Teaching of Individuals with Emotional Disturbances

Read about the job duties of special education teachers who help students with emotional behavior disorders. Review the education and licensure requirements for working in this field, and explore some undergraduate and graduate degree programs that can prepare you to teach students with emotional disturbances.

Is Teaching Individuals with Emotional Disturbances for Me?

Career Overview

Emotional disturbed children may be depressed or unhappy and exhibit inappropriate feelings and/or behaviors in ordinary situations. There are no health, sensory or intellectual reasons as to why they can't learn. These conditions occur over an extended period and can prevent a child from learning, according to the Individuals with Disabilities Education Act (IDEA).

Teachers of students with emotional disturbances, which are also called emotional behavior disorders (EBD), work within the field of special education. In this field, you may work with students of all ages, from preschool through high school. You create Individualized Education Plans (IEPs) for your students and help them meet the goals set forth in these plans. You may work to transition your students from one education level to the next. You can also work with older teens, helping them learn to live independently.

In this field, you may teach in a residential school for children with emotional disturbances, or you may work with individual students or clusters of students within a larger school. Students with emotional disturbances have problems learning due to conditions such as schizophrenia or depression. Children with emotional disturbances often have other special education needs, and you will likely be part of a team, which provides both education and support for your students and occasionally for their families.

Important Qualities

Teaching students who are emotionally disturbed requires patience, perseverance, creativity and an ability to communicate well. You need to have good interpersonal skills and be very detail oriented, as you need to document student progress on a daily basis. Jobs working with emotionally disturbed individuals have a high degree of turnover due to the sometimes stressful classroom situations inherent in the job.

Employment Information

According to the U.S. Bureau of Labor Statistics (BLS), in 2012 there were 442,800 special education teachers (www.bls.gov). Job openings in this field were expected to grow slower than average between 2012 and 2022, except at the pre-k level, where faster than average growth of 16% was projected. In May 2013, the BLS reported median salaries for special education teachers at the pre-k level of $52,070, at the elementary level of $53,910, at the middle school level of $56,300 and $56,920 at the high school level. Most teachers work a 10-month year.

How Can I Work Teaching Students with Emotional Behavior Disabilities?

Education

There are many pathways to becoming a special education teacher of individuals with emotional disabilities. You may take a bachelor's or a master's programs leading to licensure to teach special education. Special education teacher certification may be for K-12, elementary or secondary classes. If you want to teach students with emotional disturbance, you may have to get an emotional disturbance endorsement on your license.

Training programs typically include general education classes and then add coursework in special education covering the history and issues involved in special education, teaching methods, classroom management, assessment and diagnostics, family consultation and remedial education.

Many teachers go on to earn graduate level degrees in special education.
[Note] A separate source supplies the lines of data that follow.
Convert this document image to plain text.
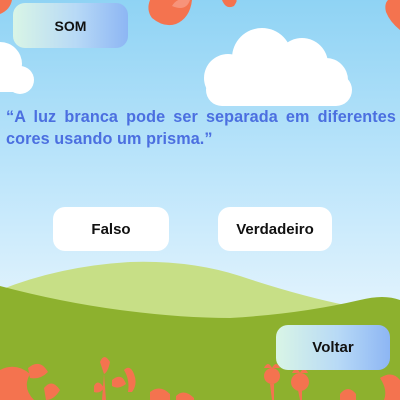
SOM
“A luz branca pode ser separada em diferentes cores usando um prisma.”
Falso	Verdadeiro
Voltar
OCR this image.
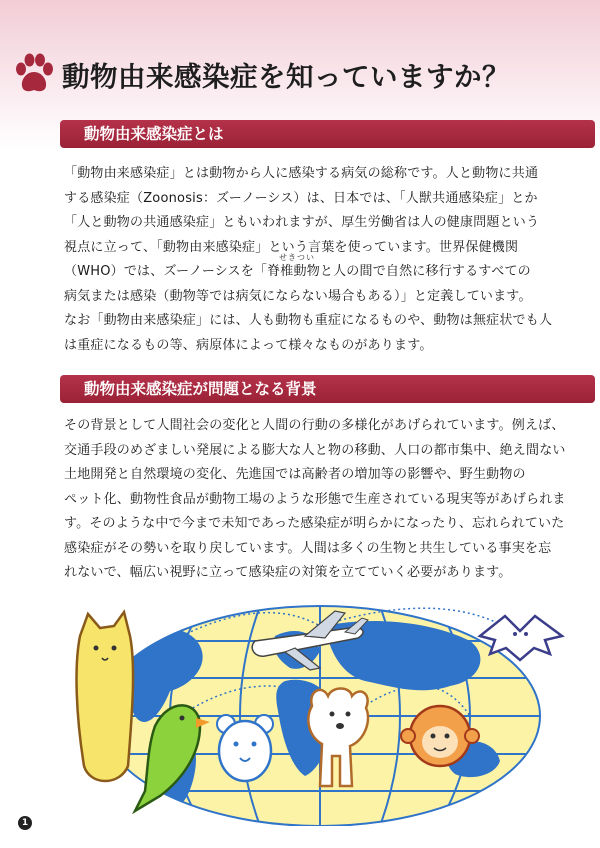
動物由来感染症を知っていますか？
動物由来感染症とは
せきつい

「動物由来感染症」とは動物から人に感染する病気の総称です。人と動物に共通

する感染症（Zoonosis：ズーノーシス）は、日本では、「人獣共通感染症」とか

「人と動物の共通感染症」ともいわれますが、厚生労働省は人の健康問題という

視点に立って、「動物由来感染症」という言葉を使っています。世界保健機関

（WHO）では、ズーノーシスを「脊椎動物と人の間で自然に移行するすべての

病気または感染（動物等では病気にならない場合もある）」と定義しています。

なお「動物由来感染症」には、人も動物も重症になるものや、動物は無症状でも人

は重症になるもの等、病原体によって様々なものがあります。

動物由来感染症が問題となる背景

その背景として人間社会の変化と人間の行動の多様化があげられています。例えば、

交通手段のめざましい発展による膨大な人と物の移動、人口の都市集中、絶え間ない

土地開発と自然環境の変化、先進国では高齢者の増加等の影響や、野生動物の

ペット化、動物性食品が動物工場のような形態で生産されている現実等があげられま

す。そのような中で今まで未知であった感染症が明らかになったり、忘れられていた

感染症がその勢いを取り戻しています。人間は多くの生物と共生している事実を忘

れないで、幅広い視野に立って感染症の対策を立てていく必要があります。

1
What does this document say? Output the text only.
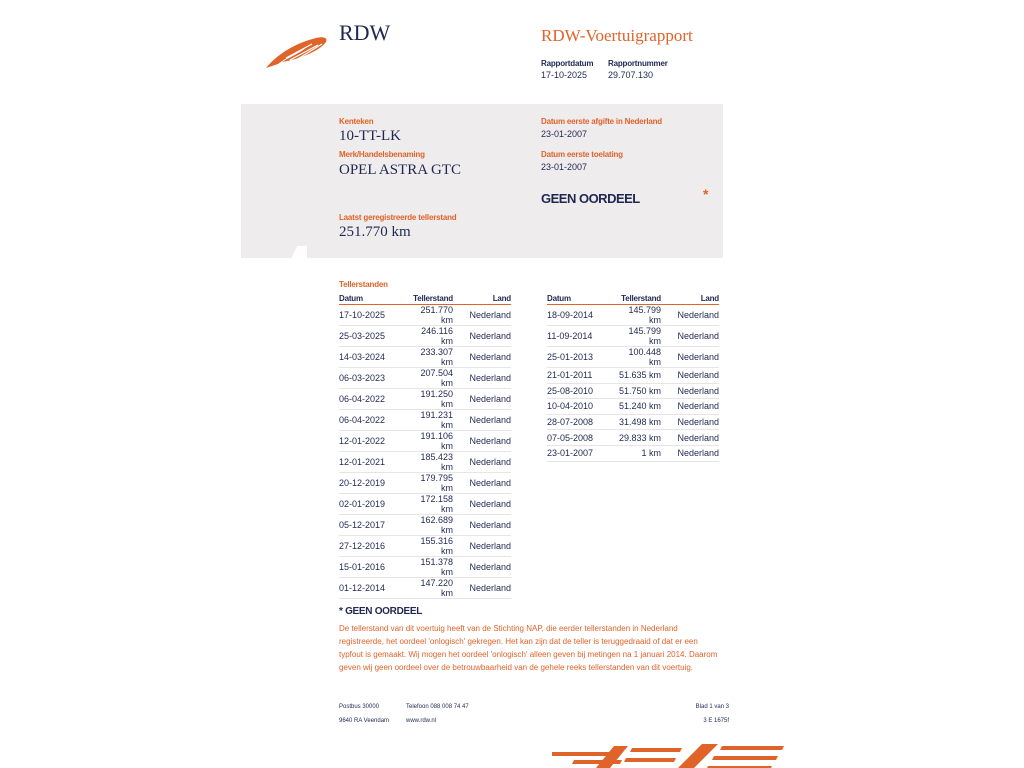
RDW	RDW-Voertuigrapport
Rapportdatum
17-10-2025
Rapportnummer
29.707.130
Kenteken
10-TT-LK
Merk/Handelsbenaming
OPEL ASTRA GTC
Datum eerste afgifte in Nederland
23-01-2007
Datum eerste toelating
23-01-2007
GEEN OORDEEL	*
Laatst geregistreerde tellerstand
251.770 km
Tellerstanden
Datum	Tellerstand	Land
17-10-2025	251.770 km	Nederland
25-03-2025	246.116 km	Nederland
14-03-2024	233.307 km	Nederland
06-03-2023	207.504 km	Nederland
06-04-2022	191.250 km	Nederland
06-04-2022	191.231 km	Nederland
12-01-2022	191.106 km	Nederland
12-01-2021	185.423 km	Nederland
20-12-2019	179.795 km	Nederland
02-01-2019	172.158 km	Nederland
05-12-2017	162.689 km	Nederland
27-12-2016	155.316 km	Nederland
15-01-2016	151.378 km	Nederland
01-12-2014	147.220 km	Nederland
Datum	Tellerstand	Land
18-09-2014	145.799 km	Nederland
11-09-2014	145.799 km	Nederland
25-01-2013	100.448 km	Nederland
21-01-2011	51.635 km	Nederland
25-08-2010	51.750 km	Nederland
10-04-2010	51.240 km	Nederland
28-07-2008	31.498 km	Nederland
07-05-2008	29.833 km	Nederland
23-01-2007	1 km	Nederland
* GEEN OORDEEL
De tellerstand van dit voertuig heeft van de Stichting NAP, die eerder tellerstanden in Nederland
registreerde, het oordeel 'onlogisch' gekregen. Het kan zijn dat de teller is teruggedraaid of dat er een
typfout is gemaakt. Wij mogen het oordeel 'onlogisch' alleen geven bij metingen na 1 januari 2014. Daarom
geven wij geen oordeel over de betrouwbaarheid van de gehele reeks tellerstanden van dit voertuig.
Postbus 30000
9640 RA Veendam
Telefoon 088 008 74 47
www.rdw.nl
Blad 1 van 3
3 E 1675f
In fact, some states require a combined B.S./M.Ed. (Bachelor of Science/Master of Education) program, which takes five years to complete and provides you with a year of graduate-level education. Master's and doctoral degrees in special education are widely available. Graduate degrees may lead to positions of team leadership within education, as well as professorial positions training future special education teachers.

Licensing and Certification

All teachers working in public schools in the U.S. have to be licensed to teach, but not everyone becomes licensed or certified the same way. In special education, you may be able to get a job teaching if you have a bachelor's degree and then earn teacher certification while you are working. Many states have provisions that allow you to train under the direct supervision of a mentoring teacher while taking certification classes. Once you are certified, you'd likely continue to be mentored for a period of up to two years. Continuing education is required to maintain certification. If you want to teach emotional disturbed students, along with students who have other disabilities, you may earn certification to teach children with mild/moderate disabilities or moderate/severe disabilities.